Anthony Liguori wrote:
Avi Kivity wrote:
>> Fine, let's say we did that, it's *still* racy because at time 3,
>> the guest may hot remove cpu 2 on it's own since the guests VCPUs
>> get to run in parallel to the monitor.
>
> A guest can't hotremove a vcpu. It may offline a vcpu, but that's
> not the same.
>
> Obviously, if both the guest and the management application can
> initiate the same action, then there will be races. But I don't
> think that's how things should be -- the guest should request a vcpu
> to be removed (or added), management thinks and files forms in
> triplicate, then hotadds or hotremoves the vcpu (most likely after it
> is no longer needed).
>
> With the proper beaurocracy, there is no race.
You still have the same basic problem:
time 0: (qemu) notify-enable vnc-events
time 1: (qemu) foo <no newline>
time 4: <newline>
time 5: notification: client connected
time 0: vnc client connects
time 2: vnc client disconnects
At time 5, when the management app gets the notification, it cannot
make any assumptions about the state of the system. You still need
timestamps.
You don't even need the foo <no newline> to trigger this, qemu->user
traffic can be arbitrarily delayed (I don't think we should hold
notifications on partial input anyway). But there's no race here.
The notification at time 5 means that the connect happened sometime
before time 5, and that it may not be true now. The user cannot assume
anything. A race can only happen against something the user initiated.

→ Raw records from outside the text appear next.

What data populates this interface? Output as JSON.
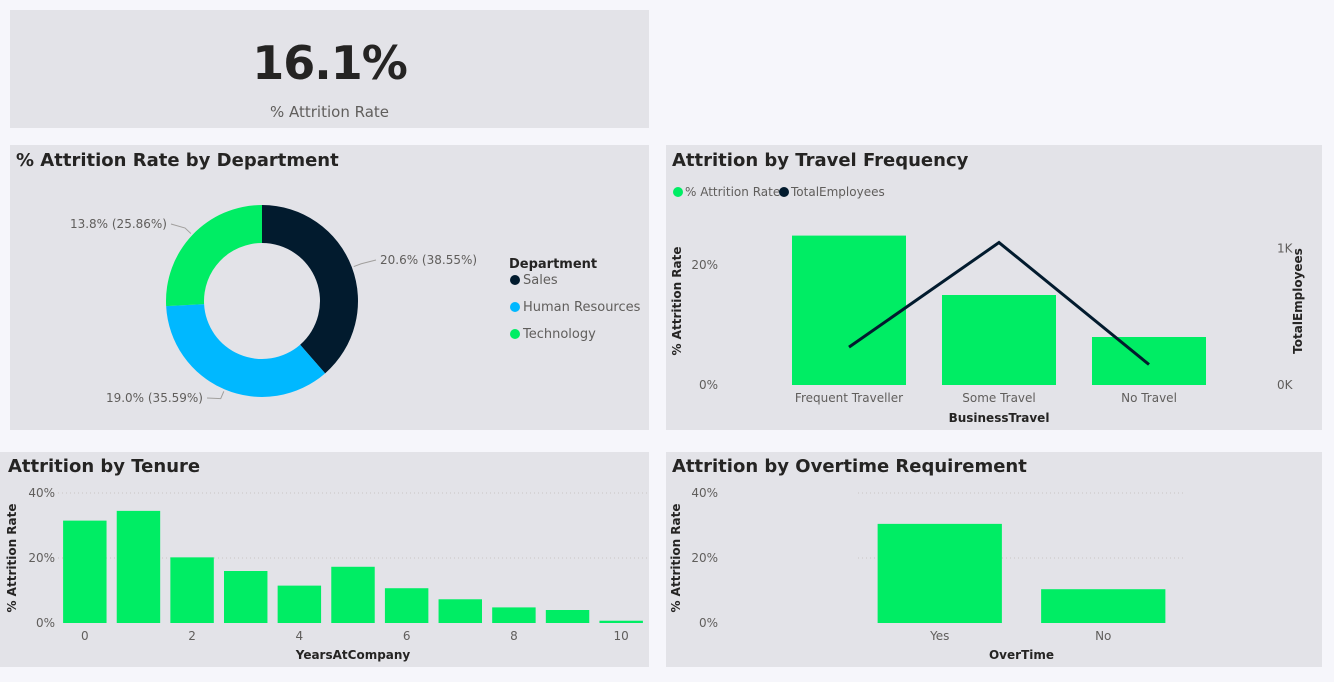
{
  "colors": {
    "green": "#00ed64",
    "navy": "#021b2e",
    "blue": "#00b8ff",
    "grid": "#c8c6c4"
  },
  "kpi": {
    "value": "16.1%",
    "label": "% Attrition Rate"
  },
  "chart_data": [
    {
      "id": "department",
      "type": "pie",
      "title": "% Attrition Rate by Department",
      "legend_title": "Department",
      "legend_position": "right",
      "slices": [
        {
          "name": "Sales",
          "value": 20.6,
          "share": 38.55,
          "label": "20.6% (38.55%)",
          "color": "#021b2e"
        },
        {
          "name": "Human Resources",
          "value": 19.0,
          "share": 35.59,
          "label": "19.0% (35.59%)",
          "color": "#00b8ff"
        },
        {
          "name": "Technology",
          "value": 13.8,
          "share": 25.86,
          "label": "13.8% (25.86%)",
          "color": "#00ed64"
        }
      ]
    },
    {
      "id": "travel",
      "type": "bar",
      "title": "Attrition by Travel Frequency",
      "xlabel": "BusinessTravel",
      "ylabel": "% Attrition Rate",
      "y2label": "TotalEmployees",
      "categories": [
        "Frequent Traveller",
        "Some Travel",
        "No Travel"
      ],
      "series": [
        {
          "name": "% Attrition Rate",
          "kind": "bar",
          "values": [
            24.9,
            15.0,
            8.0
          ],
          "color": "#00ed64"
        },
        {
          "name": "TotalEmployees",
          "kind": "line",
          "values": [
            277,
            1043,
            150
          ],
          "color": "#021b2e"
        }
      ],
      "ylim": [
        0,
        28
      ],
      "yticks": [
        0,
        20
      ],
      "ytick_labels": [
        "0%",
        "20%"
      ],
      "y2lim": [
        0,
        1230
      ],
      "y2ticks": [
        0,
        1000
      ],
      "y2tick_labels": [
        "0K",
        "1K"
      ],
      "legend_position": "top-left"
    },
    {
      "id": "tenure",
      "type": "bar",
      "title": "Attrition by Tenure",
      "xlabel": "YearsAtCompany",
      "ylabel": "% Attrition Rate",
      "categories": [
        0,
        1,
        2,
        3,
        4,
        5,
        6,
        7,
        8,
        9,
        10
      ],
      "values": [
        31.5,
        34.5,
        20.2,
        16.0,
        11.5,
        17.3,
        10.7,
        7.3,
        4.8,
        4.0,
        0.7
      ],
      "xtick_labels": [
        "0",
        "",
        "2",
        "",
        "4",
        "",
        "6",
        "",
        "8",
        "",
        "10"
      ],
      "ylim": [
        0,
        40
      ],
      "yticks": [
        0,
        20,
        40
      ],
      "ytick_labels": [
        "0%",
        "20%",
        "40%"
      ],
      "grid": true
    },
    {
      "id": "overtime",
      "type": "bar",
      "title": "Attrition by Overtime Requirement",
      "xlabel": "OverTime",
      "ylabel": "% Attrition Rate",
      "categories": [
        "Yes",
        "No"
      ],
      "values": [
        30.5,
        10.4
      ],
      "ylim": [
        0,
        40
      ],
      "yticks": [
        0,
        20,
        40
      ],
      "ytick_labels": [
        "0%",
        "20%",
        "40%"
      ],
      "grid": true
    }
  ]
}
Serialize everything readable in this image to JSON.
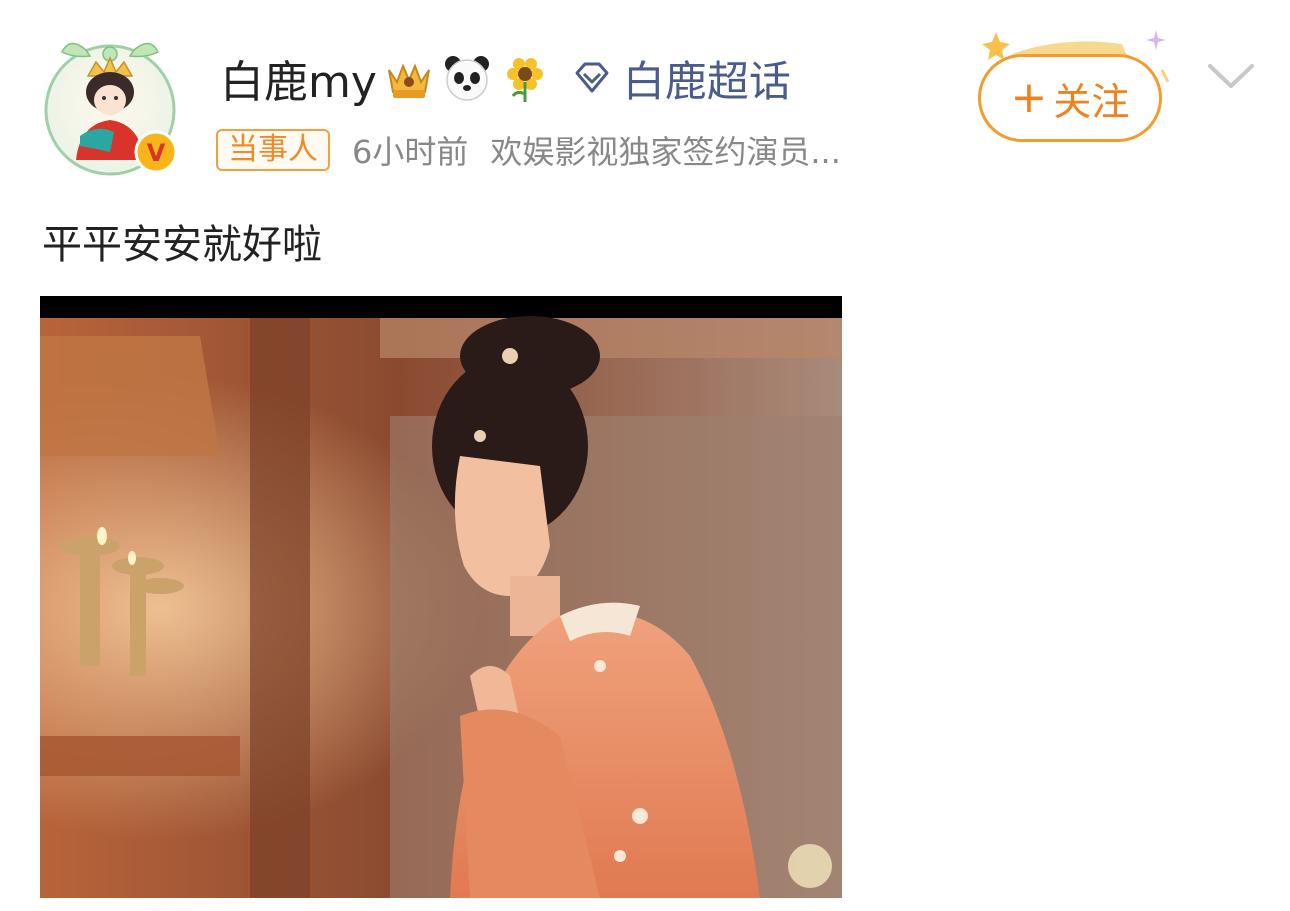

Suppose we're implementing some kind of single sign on:
(qemu) notify vnc on
... time passes, we want to allow members of group x to log in
(qemu) vnc_set_acl group:x
OK
(qemu)
notification: vnc connect aliguori
(qemu)
with a single monitor, we can be sure that the connect happened the
vnc_set_acl. If the notification arrives on a different session, we
have no way of knowing that.
>>
>> And even if you somehow eliminate the issue around masking
>> notifications, you still have socket buffering that introduces the
>> same problem.
>
> If you have one monitor, the problem is much simpler, since events
> travelling in the same direction (command acknowledge and a
> notification) cannot be reordered. With a command+wait, the problem
> is inherent.
Command acknowledge is not an event. Events are out-of-band. Command
completions are in-band. Right now, they are synchronous and
That's all correct, but I don't see how that changes anything.
I expect that in the short term future, we'll have a non-human
monitor
mode that allows commands to be asynchronous.
Then let's defer this until then? 'wait' is not useful for humans, they
won't be retyping 'wait' every time something happens.
However, it's a mistake to muddle the distinction between an in-band
completion and an out-of-band event. You cannot relate the
out-of-band events commands.
I can, if one happens before the other, and I have a single stream of
command completions and event notifications.
>>
>> The best you can do is stick a time stamp on a notification and make
>> sure the management tool understands that the notification is
>> reflectively of the state when the event happened, not of the
>> current state.
>
> Timestamps are really bad. They don't work at all if the management
> application is not on the same host. They work badly if it is on the
> same host, since commands and events will be timestamped at different
> processes.
Timestamps are relative, not absolutely. They should not be used to
associate anything with the outside world. In fact, I have no problem
making the timestamps relative to QEMU startup just to ensure that
noone tries to do something silly like associate notification
timestamps with system time.
Dunno, seems totally artificial to me to have to introduce timestamps to
compensate for different delays in multiple sockets that we introduced
five patches earlier.
Please, let's keep this simple.
>> FWIW, this problem is not at all unique to QEMU and is generally
>> true of most protocols that support an out-of-band notification
>> mechanism.
>>
>
> command+wait makes it worse. Let's stick with established practice.
What's the established practice? Do you know of any protocol that is
line based that does notifications like this?
I guess most MUDs?
IMAP IDLE is pretty close to "wait-forever".
IMAP IDLE can be terminated by the client, and so does not require
multiple sessions (though IMAP supports them).
--
Do not meddle in the internals of kernels, for they are subtle and quick to panic.